One day last week, the 5-foot-5 Nall Richesson, who is as slender as a carrot stick, bounded into the cafeteria to examine the lunch fare, including gluten-free pasta and a red sauce with no artificial preservatives. The cookie buffet is gone, and in its place are fruit and gluten-free snack bars.

At the smoothie bar, which has fresh fruit and honey but no sugar or dairy, a player was reading the ingredients on the cartons of coconut milk and almond milk. He is trying to gain weight and was looking to see which option contained more calories.

“When I see a guy reading a label, I get so excited,” Nall Richesson said.

“In football I don’t think there’s been a light shone on nutrition,” she added. “There’s a huge focus on weight, but the traditional thought process has been how big can you get in any way, shape or form.

“The challenge with these players is how can they fuel their bodies so they’re energetic and exuberant on the field without inviting the potential health hazards of what being big can bring.”

Lewis, 26, had never given much thought to what he ate. He was, in his words, a reckless eater, until he had a food sensitivity test and discovered his body has an intolerance to many of his favorite foods, including pineapple.

Dining out one night last week at a steakhouse near his downtown apartment, Lewis was careful about his order. He passed up steak for roasted chicken and asked for a side of green beans served dry, without butter. Lewis also ordered a shrimp appetizer and a sweet potato dish but passed on desert, eschewed soda for a glass of water with a slice of lemon, and limited himself to one piece of French bread instead of devouring the whole loaf, as he said he used to do.

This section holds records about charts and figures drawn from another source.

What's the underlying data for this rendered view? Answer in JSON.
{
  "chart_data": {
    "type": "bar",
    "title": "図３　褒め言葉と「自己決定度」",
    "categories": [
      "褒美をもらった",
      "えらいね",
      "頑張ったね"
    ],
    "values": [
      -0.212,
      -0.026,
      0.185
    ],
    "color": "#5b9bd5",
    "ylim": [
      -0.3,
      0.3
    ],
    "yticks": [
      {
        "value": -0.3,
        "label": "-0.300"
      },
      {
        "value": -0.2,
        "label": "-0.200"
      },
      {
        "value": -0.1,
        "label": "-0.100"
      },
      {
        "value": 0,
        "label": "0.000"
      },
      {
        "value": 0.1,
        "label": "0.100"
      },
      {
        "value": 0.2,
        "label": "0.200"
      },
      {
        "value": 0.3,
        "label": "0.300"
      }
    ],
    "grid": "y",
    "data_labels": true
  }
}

“I recover faster,” said Lewis, who is carrying 254 pounds on his 6-6 frame, down from 275 at the start of the season. “I’m running better. I have more energy. And I’m still strong. This is Week 14 of the season and I feel good. That is ridiculous.”

Lewis, a former star from Southern California, did more than change his diet to improve his performance. He used to escape to Los Angeles immediately after the season to be near his mother, stepfather and three younger siblings, with whom he is close. The last two off-seasons, Lewis rededicated himself to football by remaining here so he could work out regularly with Garrard, a sacrifice far harder than forsaking sweets.